Here's an uncomfortable truth: the Commodity Futures Trading Commission doesn't actually enforce insider trading rules on prediction markets. It says it does. The CFTC chair has vowed that anyone attempting fraud will "be found... and take action." But when Kalshi, the largest federally regulated prediction market, uncovered two insider trading cases and reported them to the agency, nothing happened. The exchange handled the enforcement itself.
The pattern is becoming clearer with each suspicious trade. A YouTube channel editor traded contracts based on advance knowledge of upcoming videos and was hit with a $20,397.58 financial penalty and suspended for two years. A political candidate openly bet on his own candidacy and faced similar penalties. Both cases were resolved by Kalshi's internal compliance team, not federal regulators.
This is not self-policing by a well-intentioned exchange. It's regulatory theatre. The CFTC's Division of Enforcement filed just 11 enforcement actions in 2025 compared to 58 in the 2024 fiscal year. Meanwhile, prediction market trading exceeded $60 billion in 2025, a 400 per cent increase from 2024. The gap between the size of the market and the agency's enforcement capacity is not a bug; it's now the defining feature of the system.
The insider trading cases on these platforms are becoming almost routine. An anonymous Polymarket user bet over $32,000 on the capture of Venezuelan president Nicolas Maduro just before it happened, turning the wager into a $400,000 profit. Another user in December 2025 made nearly $1 million through accurate bets on Google's Year in Search rankings. These are not statistical anomalies. They are evidence of a market where people with access to nonpublic information can profit with near-certainty.
The counterargument from the Trump administration and its CFTC leadership is seductive. These platforms, they say, facilitate price discovery and information aggregation, fundamental economic goods. CFTC chairman Michael Selig has embraced prediction markets' role in these functions, describing them as deeply rooted in commodity futures trading history. The exchanges themselves maintain robust compliance programmes. On the surface, the system has safeguards.
But look closely at what Selig and others are actually saying. The CFTC asserts it has "full authority" to police misconduct. Selig notes that exchanges are "the regulator's first line of defence." That phrasing matters. It implies a second line of defence. There isn't one. Despite their growing popularity and several high-profile instances of suspected insider trading, the CFTC and criminal authorities have yet to bring a case alleging fraud or manipulation in these markets.
Congress is beginning to notice. House and Senate ethics committees give no financial disclosure guidance on event contracts or prediction markets, unlike stock, cryptocurrency and bond trades, and there is no public guidance on how to report gains from these financial vehicles. Senator Jeff Merkley has introduced legislation that would ban members of Congress, the president and vice president from buying or selling any prediction market bets. Senator Chris Murphy introduced the "BETS OFF Act," which would prohibit wagers on terrorism, assassination and war, and also ban trades on non-financial government actions and events where the outcome is known in advance.

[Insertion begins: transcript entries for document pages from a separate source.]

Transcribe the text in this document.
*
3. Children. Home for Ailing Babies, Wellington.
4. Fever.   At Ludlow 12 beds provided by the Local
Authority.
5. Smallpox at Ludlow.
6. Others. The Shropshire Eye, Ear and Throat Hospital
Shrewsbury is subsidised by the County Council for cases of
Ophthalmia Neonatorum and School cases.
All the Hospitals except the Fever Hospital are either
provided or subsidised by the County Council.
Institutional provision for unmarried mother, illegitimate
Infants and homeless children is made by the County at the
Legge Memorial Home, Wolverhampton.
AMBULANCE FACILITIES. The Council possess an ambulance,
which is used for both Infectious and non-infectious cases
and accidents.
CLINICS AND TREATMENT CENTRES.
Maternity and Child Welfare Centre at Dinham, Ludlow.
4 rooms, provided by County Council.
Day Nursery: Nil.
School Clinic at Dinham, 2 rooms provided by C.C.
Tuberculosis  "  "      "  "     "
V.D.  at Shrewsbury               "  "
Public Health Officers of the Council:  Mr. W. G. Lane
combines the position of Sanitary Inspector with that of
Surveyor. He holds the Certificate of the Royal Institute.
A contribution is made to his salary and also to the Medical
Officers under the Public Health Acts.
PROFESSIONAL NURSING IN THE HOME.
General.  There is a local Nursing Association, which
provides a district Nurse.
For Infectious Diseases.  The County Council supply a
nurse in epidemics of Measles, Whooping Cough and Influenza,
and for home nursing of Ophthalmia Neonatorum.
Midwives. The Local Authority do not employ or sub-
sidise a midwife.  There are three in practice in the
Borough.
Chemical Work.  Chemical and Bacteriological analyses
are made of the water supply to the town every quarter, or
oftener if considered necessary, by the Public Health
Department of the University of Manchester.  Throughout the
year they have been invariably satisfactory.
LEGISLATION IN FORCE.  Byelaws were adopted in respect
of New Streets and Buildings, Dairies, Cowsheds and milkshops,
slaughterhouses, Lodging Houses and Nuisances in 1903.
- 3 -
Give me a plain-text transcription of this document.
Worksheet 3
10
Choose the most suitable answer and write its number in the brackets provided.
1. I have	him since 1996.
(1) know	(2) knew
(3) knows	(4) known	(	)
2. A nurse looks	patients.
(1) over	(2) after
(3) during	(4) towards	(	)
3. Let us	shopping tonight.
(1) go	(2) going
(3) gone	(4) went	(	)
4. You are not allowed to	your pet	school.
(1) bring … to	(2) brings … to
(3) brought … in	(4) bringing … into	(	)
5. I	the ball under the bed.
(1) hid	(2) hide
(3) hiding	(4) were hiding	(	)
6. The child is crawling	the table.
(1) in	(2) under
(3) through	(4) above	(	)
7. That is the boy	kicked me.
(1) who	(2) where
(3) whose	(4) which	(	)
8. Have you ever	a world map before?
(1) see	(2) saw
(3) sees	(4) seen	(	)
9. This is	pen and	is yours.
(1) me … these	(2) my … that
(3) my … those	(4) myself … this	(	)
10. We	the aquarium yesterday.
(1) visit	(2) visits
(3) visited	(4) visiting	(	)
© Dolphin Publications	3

The problem is not that prediction markets exist or that trading on them should be illegal. The problem is that the regulatory infrastructure treating them as legitimate financial instruments has no teeth. The CFTC can claim authority while allocating minimal enforcement resources. Exchanges can claim compliance while handling serious violations internally. Lawmakers can express shock at well-timed trades while doing nothing to prevent them.
Federal prosecutors are now signalling they will get involved. The United States Attorney for the Southern District of New York stated that prediction markets are "an area that I am looking at" and that enforcement actions are expected. If criminal prosecution arrives before the CFTC's civil enforcement does, it will reveal an embarrassing truth: a federal financial regulator lost control of its own domain to the criminal justice system.
Reasonable people disagree on whether prediction markets should exist at all. Some see them as valuable information aggregators; others see them as corrupt gambling dressed in financial language. But there is no legitimate disagreement on this: if a market is regulated as a financial instrument, it must be enforced as one. Right now, it is neither.